You see unless someone cares enough to really dig down, and search hard to understand the "why," we will be condemning future generations to the same fate as our grandparents, parents, ourselves, our children, grandchildren, and so on.

No disrespect intended, however the past eleven years has made me quite cynical and distrusting of leaders to do the right thing, particularly when it comes to investigating the root causes of the current and past mental health crises. Fortunately, on June 1, 2012, the first-ever Institute of War Stress Injury and Social Justice was established at Antioch University Seattle, with nationally renowned experts actively being sought to serve on an Advisory Board.
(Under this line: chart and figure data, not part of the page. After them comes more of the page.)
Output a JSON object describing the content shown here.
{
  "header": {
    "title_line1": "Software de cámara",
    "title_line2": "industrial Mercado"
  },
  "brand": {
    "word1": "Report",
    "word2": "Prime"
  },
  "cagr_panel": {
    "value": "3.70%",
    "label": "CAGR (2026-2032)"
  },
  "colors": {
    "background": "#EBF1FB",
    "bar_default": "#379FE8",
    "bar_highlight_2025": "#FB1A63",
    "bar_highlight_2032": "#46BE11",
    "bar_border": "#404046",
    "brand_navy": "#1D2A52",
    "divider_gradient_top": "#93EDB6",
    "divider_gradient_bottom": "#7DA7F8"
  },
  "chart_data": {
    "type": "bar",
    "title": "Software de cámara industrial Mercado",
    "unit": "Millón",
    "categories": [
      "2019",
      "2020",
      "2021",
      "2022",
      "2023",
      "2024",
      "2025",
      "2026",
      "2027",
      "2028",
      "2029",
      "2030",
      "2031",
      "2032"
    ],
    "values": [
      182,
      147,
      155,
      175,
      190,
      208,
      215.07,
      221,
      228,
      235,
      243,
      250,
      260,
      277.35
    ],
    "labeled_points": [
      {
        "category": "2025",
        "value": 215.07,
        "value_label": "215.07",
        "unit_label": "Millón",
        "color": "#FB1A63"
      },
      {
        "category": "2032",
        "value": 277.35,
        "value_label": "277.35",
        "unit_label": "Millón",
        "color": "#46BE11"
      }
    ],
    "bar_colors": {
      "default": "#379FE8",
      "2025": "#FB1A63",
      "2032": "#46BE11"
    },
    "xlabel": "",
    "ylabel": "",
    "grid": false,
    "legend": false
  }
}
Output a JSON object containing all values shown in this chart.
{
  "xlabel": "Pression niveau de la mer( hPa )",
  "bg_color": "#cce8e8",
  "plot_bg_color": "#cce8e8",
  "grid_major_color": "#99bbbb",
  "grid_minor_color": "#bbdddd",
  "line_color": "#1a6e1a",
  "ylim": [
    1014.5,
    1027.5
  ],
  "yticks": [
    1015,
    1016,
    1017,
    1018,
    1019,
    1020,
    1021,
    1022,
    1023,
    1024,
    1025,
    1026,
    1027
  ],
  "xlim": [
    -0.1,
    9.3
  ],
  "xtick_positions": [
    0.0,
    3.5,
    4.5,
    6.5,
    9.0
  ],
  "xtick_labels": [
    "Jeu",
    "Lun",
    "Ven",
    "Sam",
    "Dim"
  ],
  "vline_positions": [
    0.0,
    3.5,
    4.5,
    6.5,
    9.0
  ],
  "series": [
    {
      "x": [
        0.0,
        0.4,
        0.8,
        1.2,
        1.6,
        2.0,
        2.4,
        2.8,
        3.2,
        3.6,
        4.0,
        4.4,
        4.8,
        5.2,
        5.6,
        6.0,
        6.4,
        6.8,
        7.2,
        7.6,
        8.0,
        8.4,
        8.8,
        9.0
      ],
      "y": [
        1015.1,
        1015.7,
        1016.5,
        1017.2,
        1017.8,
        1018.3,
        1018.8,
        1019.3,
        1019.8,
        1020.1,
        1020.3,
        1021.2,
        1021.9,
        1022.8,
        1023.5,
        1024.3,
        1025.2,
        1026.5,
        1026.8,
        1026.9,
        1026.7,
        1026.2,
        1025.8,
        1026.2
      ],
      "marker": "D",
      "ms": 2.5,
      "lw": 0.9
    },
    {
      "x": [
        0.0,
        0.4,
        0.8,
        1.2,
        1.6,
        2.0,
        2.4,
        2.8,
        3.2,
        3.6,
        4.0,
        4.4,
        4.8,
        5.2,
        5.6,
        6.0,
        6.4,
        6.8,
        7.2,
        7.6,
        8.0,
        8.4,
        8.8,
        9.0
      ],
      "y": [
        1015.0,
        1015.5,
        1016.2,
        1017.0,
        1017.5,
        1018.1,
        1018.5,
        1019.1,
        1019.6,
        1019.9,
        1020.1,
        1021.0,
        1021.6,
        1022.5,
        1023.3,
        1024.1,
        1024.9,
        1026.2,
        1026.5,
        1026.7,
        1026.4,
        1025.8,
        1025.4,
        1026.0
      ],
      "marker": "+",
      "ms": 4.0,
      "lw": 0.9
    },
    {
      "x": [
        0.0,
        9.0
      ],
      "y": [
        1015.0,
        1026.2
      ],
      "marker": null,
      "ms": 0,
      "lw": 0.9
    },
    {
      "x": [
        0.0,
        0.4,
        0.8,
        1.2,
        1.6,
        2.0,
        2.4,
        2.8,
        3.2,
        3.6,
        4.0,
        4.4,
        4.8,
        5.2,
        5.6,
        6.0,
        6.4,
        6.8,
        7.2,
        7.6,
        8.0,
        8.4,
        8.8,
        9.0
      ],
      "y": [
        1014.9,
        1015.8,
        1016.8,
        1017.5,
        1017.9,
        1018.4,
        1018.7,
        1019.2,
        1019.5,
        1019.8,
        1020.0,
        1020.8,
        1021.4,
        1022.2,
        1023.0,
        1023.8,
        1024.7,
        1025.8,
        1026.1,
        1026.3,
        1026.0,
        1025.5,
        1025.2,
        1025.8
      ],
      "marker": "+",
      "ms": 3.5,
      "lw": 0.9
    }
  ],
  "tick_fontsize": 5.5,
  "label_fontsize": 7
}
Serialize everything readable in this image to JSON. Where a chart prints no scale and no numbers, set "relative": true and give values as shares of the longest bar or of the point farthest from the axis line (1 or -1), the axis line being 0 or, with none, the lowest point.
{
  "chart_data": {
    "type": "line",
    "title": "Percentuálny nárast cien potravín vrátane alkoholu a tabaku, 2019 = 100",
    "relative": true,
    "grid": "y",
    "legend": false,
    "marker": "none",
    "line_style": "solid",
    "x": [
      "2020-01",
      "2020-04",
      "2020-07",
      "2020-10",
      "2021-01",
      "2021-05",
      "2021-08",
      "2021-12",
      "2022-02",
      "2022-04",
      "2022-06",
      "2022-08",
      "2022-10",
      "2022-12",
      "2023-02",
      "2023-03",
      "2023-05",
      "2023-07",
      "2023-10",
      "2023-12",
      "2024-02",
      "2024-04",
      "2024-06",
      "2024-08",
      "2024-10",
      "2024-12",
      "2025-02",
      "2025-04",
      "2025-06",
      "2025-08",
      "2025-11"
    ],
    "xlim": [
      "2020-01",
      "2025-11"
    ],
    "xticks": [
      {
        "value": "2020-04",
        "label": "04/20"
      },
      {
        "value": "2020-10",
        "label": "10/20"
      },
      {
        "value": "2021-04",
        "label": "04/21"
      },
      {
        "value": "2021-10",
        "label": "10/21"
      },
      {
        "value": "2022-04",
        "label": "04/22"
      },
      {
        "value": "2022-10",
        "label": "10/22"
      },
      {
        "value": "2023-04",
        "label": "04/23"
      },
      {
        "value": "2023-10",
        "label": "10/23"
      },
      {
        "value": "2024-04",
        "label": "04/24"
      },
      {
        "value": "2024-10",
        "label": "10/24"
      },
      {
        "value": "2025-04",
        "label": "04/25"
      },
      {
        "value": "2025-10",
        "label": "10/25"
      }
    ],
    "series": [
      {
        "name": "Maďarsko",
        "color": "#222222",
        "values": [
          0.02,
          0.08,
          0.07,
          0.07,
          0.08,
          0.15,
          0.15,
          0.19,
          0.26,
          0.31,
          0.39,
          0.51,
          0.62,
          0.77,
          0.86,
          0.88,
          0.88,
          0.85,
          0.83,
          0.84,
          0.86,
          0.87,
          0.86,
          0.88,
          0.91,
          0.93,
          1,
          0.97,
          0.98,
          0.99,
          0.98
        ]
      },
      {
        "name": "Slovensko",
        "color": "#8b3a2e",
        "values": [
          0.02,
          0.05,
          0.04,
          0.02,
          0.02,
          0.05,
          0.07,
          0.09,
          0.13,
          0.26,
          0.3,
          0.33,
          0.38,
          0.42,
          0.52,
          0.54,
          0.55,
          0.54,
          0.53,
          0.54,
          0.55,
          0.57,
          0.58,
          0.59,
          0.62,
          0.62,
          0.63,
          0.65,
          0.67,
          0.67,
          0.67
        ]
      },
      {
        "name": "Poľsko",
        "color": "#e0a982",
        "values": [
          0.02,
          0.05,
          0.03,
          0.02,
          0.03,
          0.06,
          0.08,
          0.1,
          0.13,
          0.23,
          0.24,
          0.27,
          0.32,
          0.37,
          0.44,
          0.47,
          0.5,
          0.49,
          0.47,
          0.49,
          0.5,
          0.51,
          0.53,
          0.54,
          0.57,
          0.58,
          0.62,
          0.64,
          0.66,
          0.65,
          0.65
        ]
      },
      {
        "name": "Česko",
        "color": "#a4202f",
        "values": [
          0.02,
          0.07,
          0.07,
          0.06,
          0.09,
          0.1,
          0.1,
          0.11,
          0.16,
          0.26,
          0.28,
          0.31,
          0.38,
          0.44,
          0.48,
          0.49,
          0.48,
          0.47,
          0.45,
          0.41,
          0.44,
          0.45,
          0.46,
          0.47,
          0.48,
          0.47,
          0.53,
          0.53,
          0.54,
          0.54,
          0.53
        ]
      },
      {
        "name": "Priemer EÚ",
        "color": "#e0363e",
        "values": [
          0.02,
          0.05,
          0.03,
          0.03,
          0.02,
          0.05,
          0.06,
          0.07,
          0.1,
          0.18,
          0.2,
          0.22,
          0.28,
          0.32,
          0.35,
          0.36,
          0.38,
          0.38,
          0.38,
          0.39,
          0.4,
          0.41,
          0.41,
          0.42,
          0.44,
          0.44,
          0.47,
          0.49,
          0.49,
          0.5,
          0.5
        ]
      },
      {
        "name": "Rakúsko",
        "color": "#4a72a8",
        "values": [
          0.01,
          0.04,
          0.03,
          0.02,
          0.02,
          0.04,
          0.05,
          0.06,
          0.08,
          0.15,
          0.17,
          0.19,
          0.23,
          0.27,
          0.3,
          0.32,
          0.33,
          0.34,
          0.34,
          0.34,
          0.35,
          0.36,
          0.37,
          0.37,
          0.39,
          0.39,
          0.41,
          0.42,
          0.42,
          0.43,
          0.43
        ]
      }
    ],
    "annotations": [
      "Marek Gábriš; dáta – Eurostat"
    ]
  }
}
Antioch's Institute of War Stress Injuries and Social Justice is the only known domestic or international academic entity dedicated to the study, identification, advocacy, and elimination of contributing factors responsible for cyclic failure to meet the mental health needs of the warrior class and end the cycle.

Antioch University has a 158-year tradition of progressive education and advocacy for social justice as reflected by the timeless dictum from Antioch's prominent founder, Horace Mann, who in 1859 challenged our collective moral consciousness to "Be ashamed to die until you have won some victory for humanity." One way of the other, the truth must be told before the bullets stop flying and national amnesia sets in, yet again..

References

[1] Russell, M. C. (2008). Urgent request for independent inquiry into unresolved grievances ICO Department of Defense (DoD) mental health care and complaint of reprisal. Certified mailed to Congressional representatives of Washington State: Senators Murray and Cantwell; House Representatives Inslee, Larsen, Baird, Hastings, McMorris-Rodgers, Dicks, McDermott, Reichert, and Smith.
[2] Jones, F. D. (1995). Psychiatric lessons of war. In Jones, F. D., Sparacino, L. R., Wilcox, V. L., Rothberg, J. M., & Stokes, J. W. (Eds). Textbook of Military Medicine: War Psychiatry.
[3] Beebe, G. W., & Appel, J. W. (1958). Variation in psychological tolerance to ground combat in World War II. Washington, D.C.: National Academy of Sciences.